O avanço do Projeto de Lei 5.122/2023, que autoriza o uso de recursos do Fundo Social do Pré-Sal para renegociação de dívidas de produtores rurais, pode representar um alívio imediato ao setor, mas também esconder riscos jurídicos e econômicos relevantes. A avaliação é do advogado André Aidar, sócio e Head de Direito do Agronegócio no Lara Martins Advogados.
Segundo o especialista, a proposta, nos moldes atuais, pode provocar efeitos em cadeia no mercado de crédito privado do agronegócio, além de ampliar a insegurança jurídica e estimular a judicialização de disputas.
Um dos pontos mais sensíveis do texto é a previsão de suspensão de cobranças administrativas e execuções judiciais por 180 dias. Embora a medida funcione como uma espécie de fôlego financeiro para produtores endividados, ela pode impactar diretamente outros agentes da cadeia produtiva.
“O impacto não se limita à relação entre bancos e produtores.
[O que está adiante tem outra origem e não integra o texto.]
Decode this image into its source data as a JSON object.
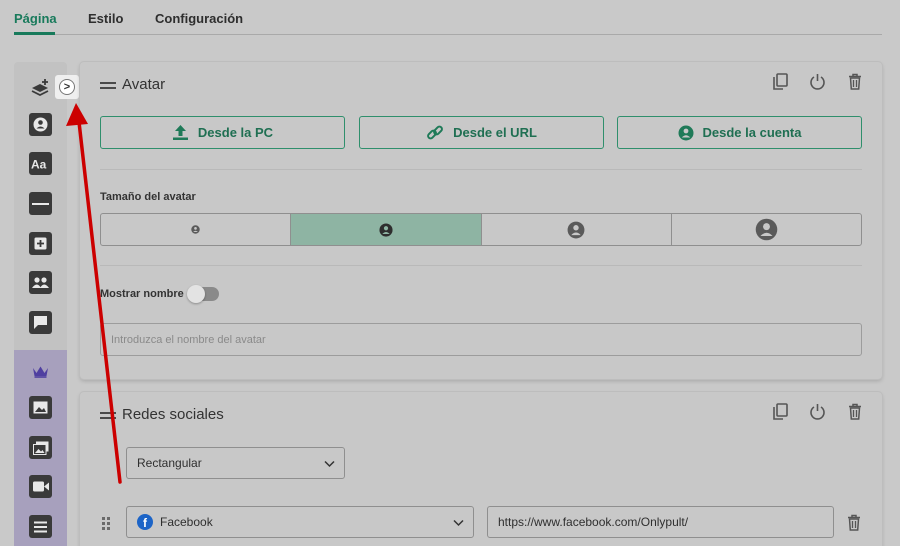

Grande parte do crédito do agronegócio é concedida por revendas de insumos, cooperativas e tradings, que também dependem do recebimento desses valores para honrar compromissos”, afirma Aidar.
Segundo ele, a postergação ampla das cobranças pode afetar a liquidez do setor e tornar o crédito privado mais restritivo nas próximas safras. “Em propriedades com deterioração estrutural, a moratória tende apenas a adiar o reconhecimento do problema”, acrescenta.
Insegurança sobre CPRs e garantias
Outro ponto de preocupação é a ausência de definições claras sobre o alcance da medida em relação às Cédulas de Produto Rural (CPRs) já em execução. Para o especialista, o texto abre margem para interpretações divergentes sobre a suspensão de medidas expropriatórias em andamento, especialmente em contratos com garantias reais ou alienação fiduciária.
Esse vácuo jurídico, segundo ele, tende a ampliar a insegurança nos tribunais e estimular disputas judiciais sobre a aplicação da futura lei.
Critérios de acesso e “armadilha da prova”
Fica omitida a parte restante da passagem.